Melantha’s poem is strained with battled tears, “Sleep thou, sleep, and away with thy sorrow.”
Again, the ring of the bell.
My mouth twists.
I fight the litalf urge to flee from the clang.
Then Melantha whispers out the words with the same hoarseness I feel deep in my chest, “Sleep this night in the breast of thy Mother.”
The third ring of the bell is loud enough to deafen the sharp inhale that pierces through me. My hands fist as the vibrations of metal hum. My bones are scraping from the inside-out.
It takes too long for the hum to stop.
But once it does, the males shudder with movement.
In perfect synchronicity, they push from the ash mounds and lift their blackened, dusty bangles to the bleak skies above.
They lower the bangles to their chests, and hold.
For a moment, their hearts beat on the metal. Then, as they force the bangles over their hands and onto their wrists, I watch Daxeel’s face harden, his jaw tighten, his lashes lower over wet ocean storms.
He lifts his firm chin.
And as though the land participates, as though the darkness joins the mourning on the ash grounds, a wedge of wind gusts directly through our circle.
It gusts over the ashes—and takes them away on the wings of the breeze.

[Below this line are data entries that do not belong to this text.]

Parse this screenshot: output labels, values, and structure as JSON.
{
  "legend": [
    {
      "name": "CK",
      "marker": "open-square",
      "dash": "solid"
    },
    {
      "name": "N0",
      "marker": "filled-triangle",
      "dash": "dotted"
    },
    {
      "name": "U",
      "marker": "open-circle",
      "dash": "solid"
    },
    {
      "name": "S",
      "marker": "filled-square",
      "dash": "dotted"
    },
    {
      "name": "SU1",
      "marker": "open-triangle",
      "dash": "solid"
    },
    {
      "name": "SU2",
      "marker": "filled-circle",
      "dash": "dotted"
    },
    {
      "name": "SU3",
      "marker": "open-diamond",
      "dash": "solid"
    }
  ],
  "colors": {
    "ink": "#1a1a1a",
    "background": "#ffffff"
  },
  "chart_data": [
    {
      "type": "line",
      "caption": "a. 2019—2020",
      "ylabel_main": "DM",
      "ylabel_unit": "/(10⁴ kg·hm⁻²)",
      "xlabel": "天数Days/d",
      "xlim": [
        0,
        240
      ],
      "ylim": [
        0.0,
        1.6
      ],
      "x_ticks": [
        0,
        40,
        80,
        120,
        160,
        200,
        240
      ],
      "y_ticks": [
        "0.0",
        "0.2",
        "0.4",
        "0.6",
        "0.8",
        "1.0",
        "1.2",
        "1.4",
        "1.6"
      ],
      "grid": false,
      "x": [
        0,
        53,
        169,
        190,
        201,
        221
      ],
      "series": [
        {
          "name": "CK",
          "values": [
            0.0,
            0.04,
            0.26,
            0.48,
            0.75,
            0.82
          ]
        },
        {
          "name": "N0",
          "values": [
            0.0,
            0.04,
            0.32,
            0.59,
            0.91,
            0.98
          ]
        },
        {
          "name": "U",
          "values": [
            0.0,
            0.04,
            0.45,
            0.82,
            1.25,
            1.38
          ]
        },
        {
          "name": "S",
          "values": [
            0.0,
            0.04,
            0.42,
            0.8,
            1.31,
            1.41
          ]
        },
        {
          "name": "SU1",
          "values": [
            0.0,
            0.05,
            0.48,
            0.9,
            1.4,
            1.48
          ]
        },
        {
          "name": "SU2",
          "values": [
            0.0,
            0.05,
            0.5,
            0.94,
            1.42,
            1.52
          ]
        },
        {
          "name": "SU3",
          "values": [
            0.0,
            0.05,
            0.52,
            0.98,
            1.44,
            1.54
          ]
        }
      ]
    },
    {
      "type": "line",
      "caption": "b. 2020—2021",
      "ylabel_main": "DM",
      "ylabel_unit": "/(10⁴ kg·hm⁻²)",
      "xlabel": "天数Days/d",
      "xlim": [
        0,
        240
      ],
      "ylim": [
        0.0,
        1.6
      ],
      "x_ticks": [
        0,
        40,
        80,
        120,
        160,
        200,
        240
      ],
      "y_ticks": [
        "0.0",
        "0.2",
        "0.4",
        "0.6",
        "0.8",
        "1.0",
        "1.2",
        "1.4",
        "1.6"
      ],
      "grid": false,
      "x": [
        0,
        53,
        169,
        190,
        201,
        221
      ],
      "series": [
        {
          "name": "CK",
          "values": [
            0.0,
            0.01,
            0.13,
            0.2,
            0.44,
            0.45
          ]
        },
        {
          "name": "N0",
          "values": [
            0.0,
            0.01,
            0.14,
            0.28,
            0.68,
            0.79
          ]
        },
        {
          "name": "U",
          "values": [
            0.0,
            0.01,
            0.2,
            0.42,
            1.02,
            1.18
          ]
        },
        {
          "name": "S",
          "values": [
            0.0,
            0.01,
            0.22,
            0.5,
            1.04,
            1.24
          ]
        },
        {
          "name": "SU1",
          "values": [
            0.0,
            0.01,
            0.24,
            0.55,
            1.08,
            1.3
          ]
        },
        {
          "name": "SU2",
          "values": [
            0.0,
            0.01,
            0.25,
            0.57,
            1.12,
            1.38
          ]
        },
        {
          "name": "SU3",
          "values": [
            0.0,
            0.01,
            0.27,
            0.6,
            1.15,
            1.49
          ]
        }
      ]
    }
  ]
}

Daxeel fists his hands at his sides—and storms away from the ash grounds.
A current ripples behind him. The others follow. An orderly line of procession leaves behind scorched earth and a flickering firepit.
I follow last.
The walk to the road is long and suffocating. No one speaks, not a murmur, as we reach the carriages that brought us here.
Three of them are idle on the gravel beyond the dehydrated, black trees, dead like the ash grounds.
I keep to the back of the line.
Tris in front of me, my steps are as fatigued and weathered as my heart. And I know,I know, I just can’t take much more of anything.
Not the rules, the Sacrament, the honour duel, the death of my friend, the hatred Daxeel harbours for me, my father and Taroh—anything.
If I’m a glass ornament, cracks formed long ago on my surface, but now they reach into my core and threaten to break me at the slightest breeze that disgruntles me.
But I am not an ornament.
I am a halfling.
So I don’t expect that, when I break, it will be as pretty as glass confetti.
Tris steps aside—and it’s only then that I blink and realise the walk is over, that we have reached the carriages, and she makes to help me inside the one I aimlessly followed her to.
But I hesitate.
I rebel against the rules of Dorcha culture, for I pause and look over my shoulder.
I mouth the words but don’t voice them, “Goodbye, sister.”